2. Indeed, note the language of excavation in Christophe Clapham’s account of the fate of African states under neoliberal globalization in Africa and the International System: The Politics of State Survival (1996): “Deprived of both capable staff and economic resources, states quickly became ‘hollowed out’” (qtd. in Ferguson 379).

Works Cited

  • Cariou, Warren. “Tarhands: A Messy Manifesto.” Imaginations 3.2 (2012): 17-34. Web. 25 Oct. 2016.
  • Césaire, Aimé. Discourse on Colonialism. Trans. Joan Pinkham. New York: Monthly Review Press, 2000. Print.
  • Columbus, Christopher. “Journal of the First Voyage to America, 1492-1493.” The Heath Anthology of American Literature. 3rd ed. Vol. 1. Ed. Paul Lauter. Boston: Houghton Mifflin, 1998. 117-123. Print.
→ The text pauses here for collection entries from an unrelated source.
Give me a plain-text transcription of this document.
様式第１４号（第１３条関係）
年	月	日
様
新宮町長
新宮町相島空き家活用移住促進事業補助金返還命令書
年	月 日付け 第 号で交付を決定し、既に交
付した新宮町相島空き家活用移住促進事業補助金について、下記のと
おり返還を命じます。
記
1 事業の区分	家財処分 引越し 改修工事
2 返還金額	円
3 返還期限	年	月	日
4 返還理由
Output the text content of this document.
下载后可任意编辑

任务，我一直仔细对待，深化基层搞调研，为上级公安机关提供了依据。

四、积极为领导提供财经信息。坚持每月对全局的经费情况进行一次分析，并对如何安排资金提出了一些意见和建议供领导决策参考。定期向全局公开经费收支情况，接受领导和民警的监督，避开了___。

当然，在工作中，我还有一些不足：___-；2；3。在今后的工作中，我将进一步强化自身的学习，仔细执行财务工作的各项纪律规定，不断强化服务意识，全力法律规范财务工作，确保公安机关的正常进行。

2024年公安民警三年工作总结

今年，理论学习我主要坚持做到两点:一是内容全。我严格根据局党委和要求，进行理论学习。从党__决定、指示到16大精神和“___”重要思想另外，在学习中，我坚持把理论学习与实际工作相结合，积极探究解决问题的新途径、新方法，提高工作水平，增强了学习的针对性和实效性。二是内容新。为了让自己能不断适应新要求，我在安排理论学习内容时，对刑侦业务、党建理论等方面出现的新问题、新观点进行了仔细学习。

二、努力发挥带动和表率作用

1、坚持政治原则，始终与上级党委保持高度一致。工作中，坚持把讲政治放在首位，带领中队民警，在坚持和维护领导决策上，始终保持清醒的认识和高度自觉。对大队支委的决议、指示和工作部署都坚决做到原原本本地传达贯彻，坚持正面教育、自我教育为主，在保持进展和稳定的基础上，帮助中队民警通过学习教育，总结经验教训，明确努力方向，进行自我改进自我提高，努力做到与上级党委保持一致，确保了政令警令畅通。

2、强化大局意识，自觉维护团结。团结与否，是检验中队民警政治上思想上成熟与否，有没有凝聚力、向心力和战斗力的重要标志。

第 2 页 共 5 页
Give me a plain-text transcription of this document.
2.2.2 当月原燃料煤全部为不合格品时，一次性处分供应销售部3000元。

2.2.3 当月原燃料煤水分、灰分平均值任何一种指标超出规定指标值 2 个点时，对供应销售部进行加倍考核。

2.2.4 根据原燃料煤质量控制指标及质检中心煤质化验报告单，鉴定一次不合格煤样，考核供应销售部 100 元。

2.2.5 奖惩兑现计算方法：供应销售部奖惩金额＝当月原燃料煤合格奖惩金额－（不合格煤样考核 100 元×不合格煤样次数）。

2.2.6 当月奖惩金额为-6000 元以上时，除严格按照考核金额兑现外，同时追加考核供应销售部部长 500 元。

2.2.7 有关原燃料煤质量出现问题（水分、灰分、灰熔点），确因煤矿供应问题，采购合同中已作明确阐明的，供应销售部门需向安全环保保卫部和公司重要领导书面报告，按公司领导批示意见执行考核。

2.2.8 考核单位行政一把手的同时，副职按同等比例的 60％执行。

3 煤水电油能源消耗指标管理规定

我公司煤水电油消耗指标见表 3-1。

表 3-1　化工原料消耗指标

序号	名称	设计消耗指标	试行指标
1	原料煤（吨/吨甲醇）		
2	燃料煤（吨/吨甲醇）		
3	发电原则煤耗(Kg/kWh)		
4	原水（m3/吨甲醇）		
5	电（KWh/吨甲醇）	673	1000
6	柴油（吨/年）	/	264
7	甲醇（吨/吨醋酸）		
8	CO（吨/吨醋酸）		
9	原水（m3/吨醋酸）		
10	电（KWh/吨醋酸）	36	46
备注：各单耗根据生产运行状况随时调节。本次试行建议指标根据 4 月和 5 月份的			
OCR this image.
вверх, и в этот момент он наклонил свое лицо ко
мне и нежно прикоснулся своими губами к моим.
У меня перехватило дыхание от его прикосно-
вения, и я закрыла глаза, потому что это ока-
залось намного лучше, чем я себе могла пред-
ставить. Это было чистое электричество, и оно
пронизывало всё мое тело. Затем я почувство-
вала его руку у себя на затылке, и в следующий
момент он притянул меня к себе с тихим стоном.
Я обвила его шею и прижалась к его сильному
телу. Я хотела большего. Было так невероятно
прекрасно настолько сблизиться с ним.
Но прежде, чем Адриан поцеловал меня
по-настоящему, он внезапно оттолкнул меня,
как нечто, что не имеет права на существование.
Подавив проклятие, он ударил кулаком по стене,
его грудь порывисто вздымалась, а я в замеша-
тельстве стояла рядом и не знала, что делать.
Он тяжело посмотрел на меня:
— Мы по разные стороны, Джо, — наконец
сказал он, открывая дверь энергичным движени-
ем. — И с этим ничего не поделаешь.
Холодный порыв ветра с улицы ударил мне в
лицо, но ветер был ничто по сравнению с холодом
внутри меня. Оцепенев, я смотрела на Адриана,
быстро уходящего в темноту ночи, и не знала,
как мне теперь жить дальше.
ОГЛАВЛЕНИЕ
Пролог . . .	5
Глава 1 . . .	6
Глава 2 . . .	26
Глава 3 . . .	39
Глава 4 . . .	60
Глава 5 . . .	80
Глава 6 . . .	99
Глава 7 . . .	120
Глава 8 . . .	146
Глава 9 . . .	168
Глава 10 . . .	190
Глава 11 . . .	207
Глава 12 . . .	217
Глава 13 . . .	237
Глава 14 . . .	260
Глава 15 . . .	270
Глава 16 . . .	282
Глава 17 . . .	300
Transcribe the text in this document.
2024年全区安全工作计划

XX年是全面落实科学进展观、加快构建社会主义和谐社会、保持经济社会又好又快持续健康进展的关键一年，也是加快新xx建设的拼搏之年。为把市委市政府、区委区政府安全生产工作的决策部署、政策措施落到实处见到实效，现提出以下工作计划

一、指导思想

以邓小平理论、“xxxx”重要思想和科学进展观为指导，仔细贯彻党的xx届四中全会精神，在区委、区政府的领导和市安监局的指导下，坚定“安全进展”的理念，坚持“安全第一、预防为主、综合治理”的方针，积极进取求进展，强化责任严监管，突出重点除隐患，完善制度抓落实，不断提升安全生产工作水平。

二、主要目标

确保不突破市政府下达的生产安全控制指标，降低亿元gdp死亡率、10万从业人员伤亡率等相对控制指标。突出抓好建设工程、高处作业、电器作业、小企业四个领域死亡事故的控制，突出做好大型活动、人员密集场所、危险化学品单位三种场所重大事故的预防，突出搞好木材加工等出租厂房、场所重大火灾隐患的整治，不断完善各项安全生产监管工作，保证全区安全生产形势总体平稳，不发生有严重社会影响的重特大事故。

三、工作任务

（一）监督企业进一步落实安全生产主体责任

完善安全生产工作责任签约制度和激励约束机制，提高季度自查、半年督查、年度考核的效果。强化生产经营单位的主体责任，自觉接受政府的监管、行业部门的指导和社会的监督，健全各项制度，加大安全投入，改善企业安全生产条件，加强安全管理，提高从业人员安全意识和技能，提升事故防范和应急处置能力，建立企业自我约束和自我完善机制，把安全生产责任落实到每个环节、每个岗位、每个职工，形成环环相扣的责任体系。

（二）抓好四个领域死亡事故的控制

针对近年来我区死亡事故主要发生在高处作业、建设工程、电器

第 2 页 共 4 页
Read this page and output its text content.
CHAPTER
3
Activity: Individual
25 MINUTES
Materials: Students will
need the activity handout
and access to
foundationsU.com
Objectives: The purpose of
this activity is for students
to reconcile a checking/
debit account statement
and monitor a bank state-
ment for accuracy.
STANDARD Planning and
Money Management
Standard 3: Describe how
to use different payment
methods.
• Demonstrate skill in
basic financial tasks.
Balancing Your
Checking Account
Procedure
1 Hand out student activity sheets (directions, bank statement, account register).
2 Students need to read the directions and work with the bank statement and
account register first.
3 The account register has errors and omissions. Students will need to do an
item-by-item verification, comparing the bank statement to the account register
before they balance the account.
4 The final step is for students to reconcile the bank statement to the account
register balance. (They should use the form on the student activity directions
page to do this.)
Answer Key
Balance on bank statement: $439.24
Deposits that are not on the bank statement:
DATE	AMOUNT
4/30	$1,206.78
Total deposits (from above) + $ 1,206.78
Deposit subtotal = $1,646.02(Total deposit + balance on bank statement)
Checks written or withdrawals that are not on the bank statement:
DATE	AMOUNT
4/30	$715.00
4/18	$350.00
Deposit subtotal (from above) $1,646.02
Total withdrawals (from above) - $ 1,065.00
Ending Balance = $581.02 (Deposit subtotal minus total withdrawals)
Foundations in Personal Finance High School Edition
  • Ferguson, James. “Seeing like an Oil Company: Space, Security, and Global Capital in Neoliberal Africa.” American Anthropologist 107.3 (2005): 377-82. Web. 25 Oct. 2016.
  • Ince, Onur Ulas. “Enclosing in God’s Name, Accumulating for Mankind: Money, Morality, and Accumulation in John Locke’s Theory of Property.” The Review of Politics 73 (Winter 2011): 29-54. Web. 25 Oct. 2016.
  • Klein, Naomi. “Addicted to Risk.” 8 Dec. 2010. Talk.
  • Locke, John. The Second Treatise on Civil Government. Amherst: Prometheus Books, 1986. Print.
  • Marx, Karl. Capital: A Critique of Political Economy. Vol. 3. Trans. David Fernbach. New York: Penguin, 1991. Print.
  • Pratt, Mary Louise. Imperial Eyes: Travel Writing and Transculturation. New York: Routledge, 1992. Print.
  • Steinbeck, John. The Grapes of Wrath. New York: Penguin, 2006. Print.
  • Williams, Raymond. The Country and the City. Oxford: Oxford UP, 1973. Print.